Daggett Letter to ELEC
| September 2nd, 2009 | Category: Daggett Press Releases |August 31, 2009
Jerry Fitzgerald English, Chair
Peter J. Tober, Vice-Chair
Albert Burstein, Commissioner
Amos C. Saunders, Commissioner
New Jersey Election Law Enforcement Commission
P.O. Box 185
Trenton, New Jersey 0825-0185
Dear Commissioners:
I am writing to urge you to reject the application by the New Jersey Network to shift the date for the first official gubernatorial debate from October 1 to October 22 at the request of Governor Corzine.
New Jersey law compels the Election Law Enforcement Commission to deny NJN’s application and require the first gubernatorial debate to be held on or as close to the original October 1 date as possible. N.J.A.C. 19:25-15:52A requires that the Commission “shall review any change submitted … and notify the organization or organizations whether or not the change is approved.” Under the statute, “the Commission’s determination shall be based upon the degree to which the changes vary from the original approved application and the nature of the changes, including, but not limited to, whether or not such changes:
Are within the control of the sponsor(s).
Affect the interactive nature of the debates; or
Compromise the ability to maximize outreach to the voting public.”
The decision to proceed on October 1 lies entirely within the control of NJN and its cosponsors, Gannett New Jersey and the Philadelphia Inquirer. Mr. Corzine’s preference not to debate on or near that date is not a fact undermining NJN’s control, as would be a natural or man-made disaster, equipment failure or similar external events.

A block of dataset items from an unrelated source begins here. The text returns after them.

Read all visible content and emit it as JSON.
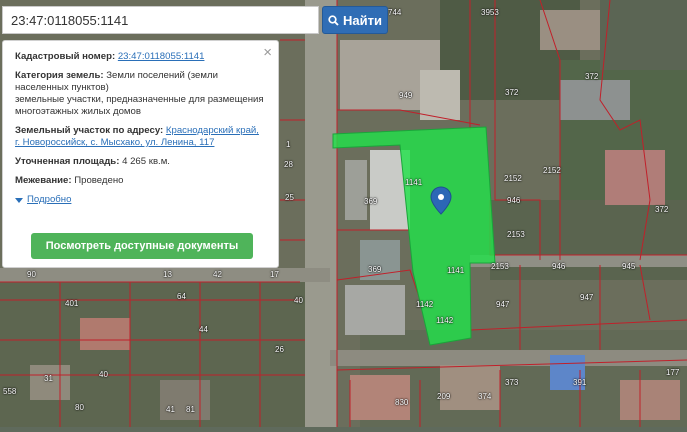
{
  "search": {
    "value": "23:47:0118055:1141",
    "button_label": "Найти"
  },
  "info": {
    "cadastral_label": "Кадастровый номер:",
    "cadastral_value": "23:47:0118055:1141",
    "category_label": "Категория земель:",
    "category_value": "Земли поселений (земли населенных пунктов)",
    "purpose_value": "земельные участки, предназначенные для размещения многоэтажных жилых домов",
    "address_label": "Земельный участок по адресу:",
    "address_value": "Краснодарский край, г. Новороссийск, с. Мысхако, ул. Ленина, 117",
    "area_label": "Уточненная площадь:",
    "area_value": "4 265 кв.м.",
    "survey_label": "Межевание:",
    "survey_value": "Проведено",
    "more_label": "Подробно",
    "docs_button": "Посмотреть доступные документы"
  },
  "parcel_labels": [
    "3953",
    "744",
    "372",
    "372",
    "949",
    "2152",
    "946",
    "2153",
    "946",
    "945",
    "2153",
    "947",
    "947",
    "1141",
    "1141",
    "369",
    "369",
    "1142",
    "1142",
    "2152",
    "372",
    "40",
    "42",
    "17",
    "401",
    "13",
    "44",
    "64",
    "26",
    "31",
    "40",
    "80",
    "41",
    "81",
    "830",
    "209",
    "374",
    "373",
    "391",
    "177",
    "558",
    "90",
    "28",
    "1",
    "25"
  ],
  "colors": {
    "parcel_fill": "#22e04a",
    "boundary": "#c0202a",
    "button_blue": "#2f6db5",
    "button_green": "#4fb45a",
    "link": "#2a6fb8"
  },
  "icons": {
    "search": "magnifier-icon",
    "close": "close-icon",
    "pin": "map-pin-icon",
    "expand": "triangle-down-icon"
  }
}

NJN picked October 1, and did everything required with the Commission and the candidates to finalize that date.
Mr. Corzine is not legally obligated to debate, and his decision whether to participate in the debates, which he must make by tomorrow, September 1, will be based on his view of whether it is to his political advantage to do so. We believe it is likely that he will feel that the disadvantage of refusing to participate may very well induce him to accede to the original schedule.
However, shifting the debate from October 1 to October 22, which Mr. Corzine obviously believes would be beneficial to his political objectives, would undermine the intent of the law and the Commission’s regulations to make the publicly financed candidates available for interactive public scrutiny, and would compromise the ability to maximize outreach to the voting public.
Mr. Corzine’s request to move the debate from October 1 to October 22 would compress the entire debate schedule into less than a week because the legislation creating the lieutenant governorship would require that debate to be moved between the October 16 debate scheduled at William Paterson University and the new NJN date of October 22.
In a gubernatorial campaign that has been dominated by negative advertising and petty personal attacks, this shift in the debate schedule would prevent voters from being able to listen to the candidates discuss the issues face-to-face until relatively late in the campaign and would limit significantly the ability of voters to assess the candidates’ public performance over the usual period of weeks following debates.
Voters in Virginia, the other state to hold a gubernatorial election this year, have already had the opportunity to assess their candidates in one televised debate on July 25, and three more debates are scheduled between September 12 and October 12 - all before the first New Jersey debate would be held under the new schedule. Voters last year heard President Obama and Senator McCain debate three times between September 26 and October 15, with a vice-presidential debate on October 2. Four years ago, Mr. Corzine and Republican Doug Forrester debated four times between September 20 and
November 1.
We believe that Mr. Corzine’s request to shift the debate to October 22 would not only compromise the ability to maximize outreach to the voting public, but is intentionally designed to depress viewership by putting the debate up against Game 5 of an American League Championship Series that usually draws very high viewership. It is a voter suppression tactic similar to that of spending millions of dollars on mudslinging advertisements that only fuel voter cynicism.
Furthermore, it gives Mr. Corzine, who spent $60 million of his own money buying a U.S. Senate seat in 2000, and $40 million more to win the governorship, the opportunity to overwhelm voters with a barrage of advertising designed to buy votes and poll numbers before he has to defend his record on the event stage that the Gubernatorial Public Financing Law of 1974 created.
We understand NJN’s belief that it would be better to have all three candidates debate, and we would like to debate both Mr. Corzine and Chris Christie as often as they are willing. We would have no objection to moving the October 1 debate a day or two in either direction to accommodate the governor’s schedule, and we are sure that Mr. Christie, who also is objecting to this change in debate schedule, would agree.
However, to allow Mr. Corzine to force the debate schedule so late in the campaign to give his millions of dollars more time to work should be unacceptable to every New Jersey citizen.
Please protect the integrity of this election and reject this application.